Sponsored data services could also be targeted by fraudsters. One approach would be for a company or an individual to attempt to disguise their traffic as sponsored data, so a third-party pays for the transmission of that traffic. Depending on the agreement between the telco and the sponsor, this disguised traffic may also unjustifiably benefit from a higher quality of service. Conversely, some sponsors may attempt to disguise some of their sponsored traffic as conventional traffic, thereby wrongly passing the cost on to the consumer.
To manage both the revenue assurance and fraud risks associated with sponsored data services, the telco will need advanced software, underpinned by robust settlement agreements, dispute mechanisms and processes.
Matching sponsors with consumers
Once these risks have been mitigated, the ultimate success of sponsored data services, and their impact on the bottom line, will depend in part on how well they are targeted. AT&T has outlined several potential use cases, including encouraging customers to try a new smartphone or tablet app, promoting movie trailers or games, providing patient healthcare support via wellness videos and encouraging customers to browse mobile shopping sites. Each of these propositions will need to be carefully targeted. Many teenagers, for example, may not respond to wellness videos, while senior citizens probably won’t be keen to try out a fast-paced video game.
Ideally, mobile operators will use marketing analytics tools to identify those customers that are most likely to be receptive to sponsored data services. These solutions can reveal existing patterns of usage and help the mobile operator understand which upstream customers are likely to benefit most from targeting which consumers. If the telco builds the right partnership agreement with the content provider, the telco could also earn a commission if a customer clicks on the sponsor’s promotion or buys something from its website.
Telcos could also use marketing analytics software to create packages that might appeal to specific sponsors.
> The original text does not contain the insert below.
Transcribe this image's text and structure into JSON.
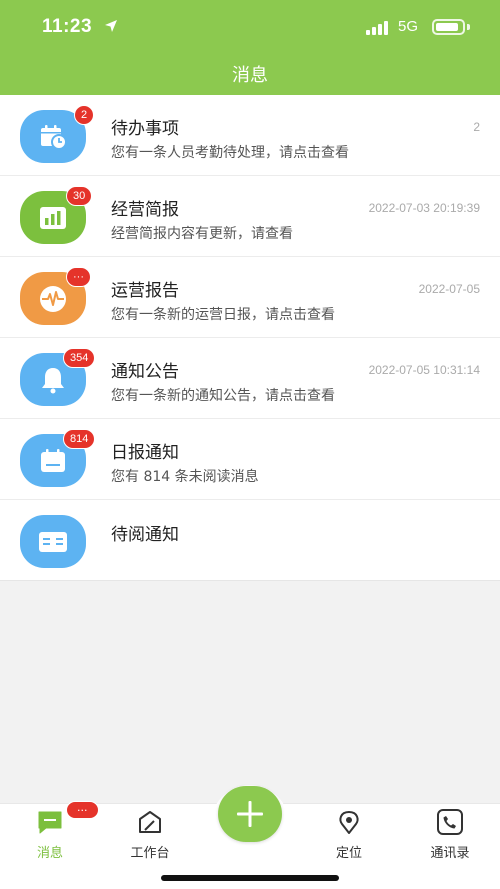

For example, customers who browse for sports content could be offered free data browsing if they view promotions by sports equipment vendors, broadcasters or events organizers.
Furthermore, the telco itself could provide sports aficionados with a tailored sports proposition, featuring special offers, as part of their mobile tariff plan, thereby increasing downstream traffic revenues. For example, the telco could offer a sports fan a one-time speed booster to watch the World Cup final in HD quality.
Managed and targeted carefully, sponsored data services could create an important new revenue stream for mobile operators. But their ultimate success will depend heavily on building trust with both upstream and downstream customers. Telcos, therefore, must ensure that the right party pays for the right data and that consumers aren’t bombarded with irrelevant offers and advertising.